Horário diário: 10:00 - 18:00

PDdep0019

Cena Campestre alusiva à Primavera
Autor: Desconhecido
Centro de Fabrico: Desconhecido
Data: Século XVII (?)
Material: Óleo sobre tela
Dimensões (cm): Alt. 51; larg. 67,4
Proprietário: Geosil – Empreendimentos Agrosilvícolas, S.A.
N.º de Inventário: PDdep0019

A pintura representa uma cena campestre, passada num local arborizado sombrio, mas que permite ver uma extensa paisagem natural através de uma pequena abertura da vegetação.

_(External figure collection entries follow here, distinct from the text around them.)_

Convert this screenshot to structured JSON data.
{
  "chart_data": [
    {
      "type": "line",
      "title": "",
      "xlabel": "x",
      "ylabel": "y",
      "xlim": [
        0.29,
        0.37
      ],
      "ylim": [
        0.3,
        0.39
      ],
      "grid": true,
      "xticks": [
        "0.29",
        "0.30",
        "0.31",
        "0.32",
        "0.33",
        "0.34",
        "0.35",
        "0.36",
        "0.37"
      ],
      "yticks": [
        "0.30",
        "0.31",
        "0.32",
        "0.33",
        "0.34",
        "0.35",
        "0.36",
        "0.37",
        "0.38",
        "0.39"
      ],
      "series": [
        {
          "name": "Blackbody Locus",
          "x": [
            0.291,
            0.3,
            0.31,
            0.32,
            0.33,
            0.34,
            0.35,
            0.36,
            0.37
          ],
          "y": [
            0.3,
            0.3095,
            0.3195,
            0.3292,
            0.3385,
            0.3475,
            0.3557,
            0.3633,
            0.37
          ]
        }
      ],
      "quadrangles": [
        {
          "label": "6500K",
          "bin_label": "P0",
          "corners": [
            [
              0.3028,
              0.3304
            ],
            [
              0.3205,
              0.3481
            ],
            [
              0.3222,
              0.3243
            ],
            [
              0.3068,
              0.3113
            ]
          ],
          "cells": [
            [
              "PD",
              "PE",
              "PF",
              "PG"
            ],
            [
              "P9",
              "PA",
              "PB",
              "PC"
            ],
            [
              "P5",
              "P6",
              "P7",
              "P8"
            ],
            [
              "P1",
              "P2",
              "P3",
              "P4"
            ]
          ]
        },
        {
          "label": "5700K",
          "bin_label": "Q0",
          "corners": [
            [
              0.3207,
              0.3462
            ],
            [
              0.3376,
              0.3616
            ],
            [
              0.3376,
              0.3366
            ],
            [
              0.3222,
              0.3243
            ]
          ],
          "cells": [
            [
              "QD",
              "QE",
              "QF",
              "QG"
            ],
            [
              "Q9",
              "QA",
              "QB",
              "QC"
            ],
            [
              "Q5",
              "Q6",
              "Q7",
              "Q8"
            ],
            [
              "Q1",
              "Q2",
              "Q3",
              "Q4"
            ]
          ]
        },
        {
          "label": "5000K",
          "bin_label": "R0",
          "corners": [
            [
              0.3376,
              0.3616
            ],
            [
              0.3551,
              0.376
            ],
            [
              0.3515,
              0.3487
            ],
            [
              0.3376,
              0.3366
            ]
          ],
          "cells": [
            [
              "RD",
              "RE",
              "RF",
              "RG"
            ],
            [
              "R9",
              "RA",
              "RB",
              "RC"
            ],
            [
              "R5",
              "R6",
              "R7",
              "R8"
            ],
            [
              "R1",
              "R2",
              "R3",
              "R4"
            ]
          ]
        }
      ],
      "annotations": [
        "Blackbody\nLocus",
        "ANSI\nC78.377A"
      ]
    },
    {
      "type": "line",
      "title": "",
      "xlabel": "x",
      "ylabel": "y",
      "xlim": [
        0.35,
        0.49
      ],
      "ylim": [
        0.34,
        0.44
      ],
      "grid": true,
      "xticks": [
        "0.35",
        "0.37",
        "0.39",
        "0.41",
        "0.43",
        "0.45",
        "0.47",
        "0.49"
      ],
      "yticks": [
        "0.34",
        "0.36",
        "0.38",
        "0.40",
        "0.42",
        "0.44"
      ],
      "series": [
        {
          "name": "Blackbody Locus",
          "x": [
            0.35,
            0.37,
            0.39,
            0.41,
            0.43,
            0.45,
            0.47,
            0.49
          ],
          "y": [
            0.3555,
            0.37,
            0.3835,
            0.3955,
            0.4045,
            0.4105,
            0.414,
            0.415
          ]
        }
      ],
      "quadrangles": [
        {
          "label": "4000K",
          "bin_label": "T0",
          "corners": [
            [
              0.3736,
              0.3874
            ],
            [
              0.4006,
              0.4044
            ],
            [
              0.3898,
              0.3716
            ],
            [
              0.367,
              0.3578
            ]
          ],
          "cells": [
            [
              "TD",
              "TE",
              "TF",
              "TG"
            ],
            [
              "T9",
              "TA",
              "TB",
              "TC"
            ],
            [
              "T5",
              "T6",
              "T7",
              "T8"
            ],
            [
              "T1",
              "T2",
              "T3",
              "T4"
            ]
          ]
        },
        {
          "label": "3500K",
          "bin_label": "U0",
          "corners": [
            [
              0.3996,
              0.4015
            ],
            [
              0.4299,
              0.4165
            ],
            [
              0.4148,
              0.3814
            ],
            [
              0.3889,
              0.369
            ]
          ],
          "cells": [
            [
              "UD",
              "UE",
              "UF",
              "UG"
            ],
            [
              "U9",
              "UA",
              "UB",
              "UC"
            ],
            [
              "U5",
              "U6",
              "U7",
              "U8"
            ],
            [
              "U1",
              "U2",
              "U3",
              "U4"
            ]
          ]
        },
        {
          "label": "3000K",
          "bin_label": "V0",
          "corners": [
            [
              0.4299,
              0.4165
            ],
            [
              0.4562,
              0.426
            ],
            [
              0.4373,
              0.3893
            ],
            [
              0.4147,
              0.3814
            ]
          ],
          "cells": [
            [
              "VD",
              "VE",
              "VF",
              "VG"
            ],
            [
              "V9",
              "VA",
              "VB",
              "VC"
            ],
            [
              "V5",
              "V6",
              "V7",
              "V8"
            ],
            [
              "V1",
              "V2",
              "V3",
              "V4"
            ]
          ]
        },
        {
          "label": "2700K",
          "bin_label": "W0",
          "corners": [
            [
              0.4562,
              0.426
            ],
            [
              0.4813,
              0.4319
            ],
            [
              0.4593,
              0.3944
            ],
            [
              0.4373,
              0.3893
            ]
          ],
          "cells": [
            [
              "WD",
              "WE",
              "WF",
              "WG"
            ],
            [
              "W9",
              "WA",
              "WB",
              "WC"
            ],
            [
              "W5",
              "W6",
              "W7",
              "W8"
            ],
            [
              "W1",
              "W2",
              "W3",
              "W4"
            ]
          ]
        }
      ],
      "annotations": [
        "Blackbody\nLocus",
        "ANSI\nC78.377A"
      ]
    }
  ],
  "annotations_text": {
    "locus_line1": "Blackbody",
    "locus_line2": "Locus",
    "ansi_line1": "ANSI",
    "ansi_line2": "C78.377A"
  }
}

Em primeiro plano, observa-se uma interessante narrativa sobre a pecuária e o aproveitamento dos seus recursos, demonstrado pelo aproveitamento e tratamento da lã do gado ovino. Assim, no canto inferior direito, vê-se um homem agachado e segurando uma ovelha que está a tosquiar. A seu lado, uma criança ajuda-o segurando a cabeça do animal e, à sua frente, estão colocados dois velos (pelos ou lãs dos animais lanígeros). Ao lado, permanecem algumas ovelhas do rebanho que esperam a sua vez. Do lado direito desta cena, uma mulher ajuda três jovens a lavarem quatro velos alinhados.

Num segundo plano, observa-se uma espécie de telheiro onde está uma pessoa que zela por um conjunto de fardos de feno. Simultaneamente, outros trabalhadores colocam-nos sobre o carro puxado por uma junta de bois.

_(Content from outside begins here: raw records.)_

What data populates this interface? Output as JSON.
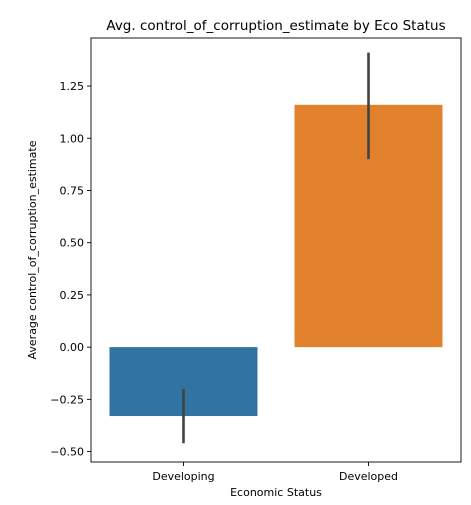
{
  "chart_data": {
    "type": "bar",
    "title": "Avg. control_of_corruption_estimate by Eco Status",
    "xlabel": "Economic Status",
    "ylabel": "Average control_of_corruption_estimate",
    "categories": [
      "Developing",
      "Developed"
    ],
    "values": [
      -0.33,
      1.16
    ],
    "error_low": [
      -0.46,
      0.9
    ],
    "error_high": [
      -0.2,
      1.41
    ],
    "colors": [
      "#3274a1",
      "#e1812c"
    ],
    "error_color": "#424242",
    "ylim": [
      -0.55,
      1.48
    ],
    "yticks": [
      -0.5,
      -0.25,
      0.0,
      0.25,
      0.5,
      0.75,
      1.0,
      1.25
    ],
    "ytick_labels": [
      "−0.50",
      "−0.25",
      "0.00",
      "0.25",
      "0.50",
      "0.75",
      "1.00",
      "1.25"
    ],
    "grid": false,
    "legend": "none"
  }
}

“A Flora nas coleções do Paço”
«As pinturas que se encontram expostas no Paço dos Duques de Bragança […], de pintor anónimo, e de execução provável no século XVII, são cópias de gravuras que circulavam à época e que se disseminaram pelos vários cantos da Europa.

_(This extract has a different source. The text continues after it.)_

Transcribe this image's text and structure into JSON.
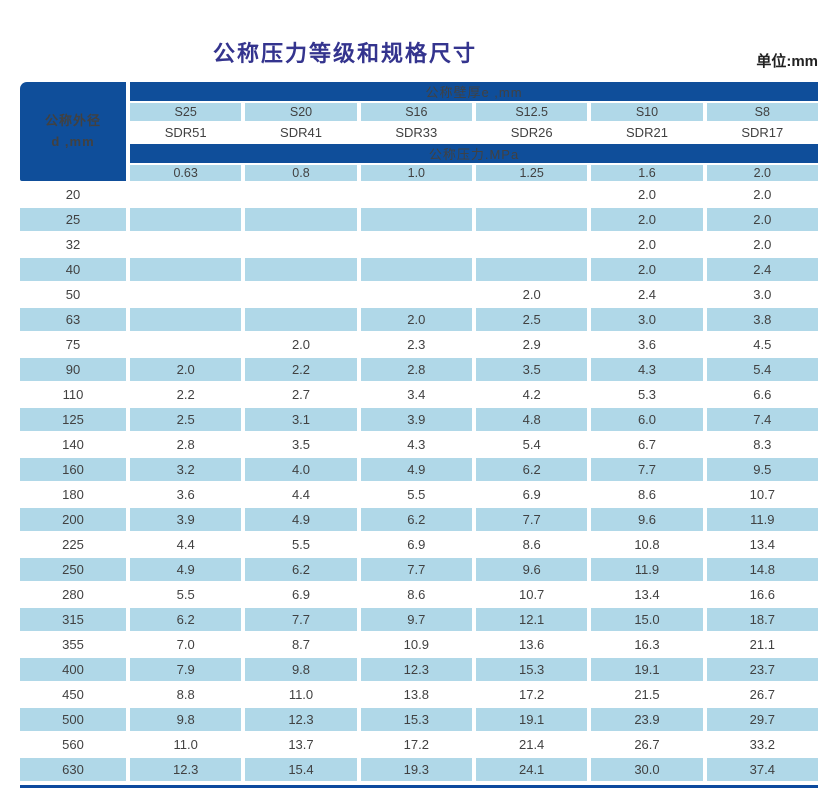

A autoria das gravuras originais deve-se aos irmãos Sadeler – Johann (1550-1600), Raphael (1560/1-1628/32) e Aegidius (1555-1609) –, membros de uma das dinastias mais importantes de gravadores flamengos que dominou o mercado no norte da Europa, abarcando também a região do Veneto, desde a segunda metade do século XVI até finais do século XVII.

A grande reputação dos irmãos Sadeler foi granjeada precisamente através da difusão destas gravuras sobre as estações do ano que eram, em última análise, reproduções de uma série de pinturas de Jacopo Bassano e da sua oficina.

Denominada As Estações, esta série (1574-75), tinha sido concebida por Jacopo da Ponte, também conhecido por Jacopo Bassano (1510-92), influente pintor da Renascença veneziana. As pinturas focavam as tarefas sazonais da vida rural, representadas de uma forma naturalista que, em primeiro plano, evocavam o ideal da alegria no trabalho do campo e onde tudo parecia fluir ordenadamente.

Os quadros […] sediados no Museu de História de Arte, em Viena, estiveram na génese das gravuras e das duas obras existentes no Paço dos Duques.
[…]
Embora seja esta uma representação benigna de um tempo santo, a verdade é que o tempo da ceifa não o era sempre. Em Portugal, a categoria de aguadeiro ou aguadeira, um dos homens ou mulheres, que, no rancho de trabalhadores rurais, desempenhava a função de percorrer o campo com um cântaro de barro e distribuir água, representava o raro momento de alívio para o grupo que não parava de ceifar sob a canícula do verão. A sede era agravada pelo fato do horário de acesso à água ser controlado por quem exercia as funções de capataz o que criava situações de grande tensão e sofrimento.

A gravura da cena campestre alusiva à colheita, pisa e transporte das uvas numa carro-de-bois, através da representação da tarefa icónica da vindima do começo do outono e o espalhar das sementes […].»